For lovers indeed

Mar 24, 2010 at 5:00 am

I’m pretty impressed by you, Louisville, Ky., and I love you.

Maybe I haven’t said that enough lately.

A person could do a lot worse than to grow up here and stay for good.

I’ve rambled around in my life and will again. I’ll always come back to you, though, because you’re a good town and nearly everyone I like lives here.

You look great in the spring, Louisville. The city planners and landscape architects who ingeniously connected your stunning park system with wide tree-lined boulevards were really on to something all those years ago. The city has grown up around the parks and parkways, and I feel damn lucky every time I drive to Iroquois, Cherokee or Shawnee parks under the regal canopy of giant oaks, sycamores and maples-oh-my that stretch into the distance like a woody colonnade. Hopefully we can take care of the treasures our city fathers left for us.

Louisville, when I was a boy, I didn’t like coming downtown. I remember a bleak, uneasy feeling riding in the backseat through streets that felt empty and uninviting. Now, as an adult, I feel a bleak, uneasy, abject horror when I find myself confronted with the Disneyland of conspicuous consumption that is Fourth Street Live. Lots of folks like it, though, and hopefully warfare will not erupt over parking and ticket prices when the new downtown arena opens next season. (Go Cards.)
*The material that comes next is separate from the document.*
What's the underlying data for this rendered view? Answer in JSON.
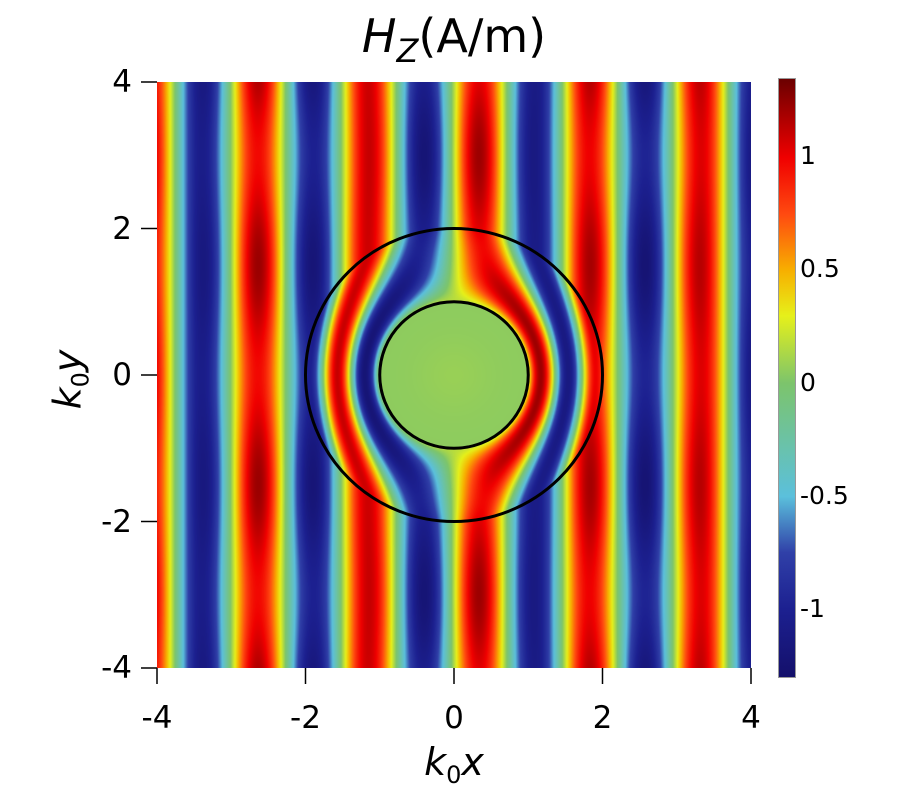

There’s a plan to construct a Botanical Gardens near Waterfront Park. This is the best idea I’ve heard in a while, and it makes me glad. Unfortunately, the 15-lane behemoth bumble-cluck freeway some folks hope to erect would make quiet contemplation amidst delicate exotic plants a little difficult. Sure a couple of good old boys could line the pockets of their road contractor buddies and the high-speed lane would hum with commerce, but it would also completely demolish 15 years of thoughtful development that have made your waterfront a success, drawing some of the venom from a wounded downtown bitten by neglect.

The fact that nobody can pay for this crippling generational disaster is about the only good thing the economic downturn has done for you, Louisville. We can do better.

Louisville, your arts community and the cloud of creative genius that hovers over you like a fiery corona is a topic that deserves a volume of its own. We like art in these parts. If only we could fill all the vacant studio condos that lie fallow downtown with the hip young professionals who’ve been so slow in arriving. Maybe they could finally support local artists who would sincerely appreciate actually being paid for the lifetime they’ve spent honing their crafts. The dreamed-of hip professionals might just blow their whole paycheck on Jagerbombs at Angel’s-Underwear-Bar on Fourth Street. Maybe. We’ll never know.

Louisville, we put on a big-ass horse race once a year, and it’s sort of a pain. I’ll admit, though, I enjoy putting on a suit and shot-gunning beers as much as the next guy, and I am annually surprised at how happy it makes me to waste a perfectly good Saturday in May with friends and family singing “My Old Kentucky Home” with tears in our eyes and lumps in our throats. Huzzah.

Louisville, you’ve got good folk who have made a home here. Sure, there are some goons on noisy motorcycles who litter everywhere. But, damn, there are some good folk here, too.

The delicate alchemy of our size, geography and award-winning drinking water has conspired to create a community where the directive to Think Local may still escape the trappings of a bullshit catch phrase.

You’ve got one of the healthiest local food movements in the region. More and more people are supporting small farmers and have decided that knowing where their food comes trumps convenience.

Recently, a record store that cradled the Louisville music scene from a babe in arms asked for some help, and help arrived. Let’s hope it will be enough.

A gentle figurehead, friend, musician and artist got sick with the cancer this year. I’ll be damned if everybody didn’t pull together in one benefit event after another to help a brother out in an expression of solidarity and communion that took my breath away.

Louisville, you’re a good town. Someday I’ll move to the country for some quiet, but I love you, and you’ll always be home to me.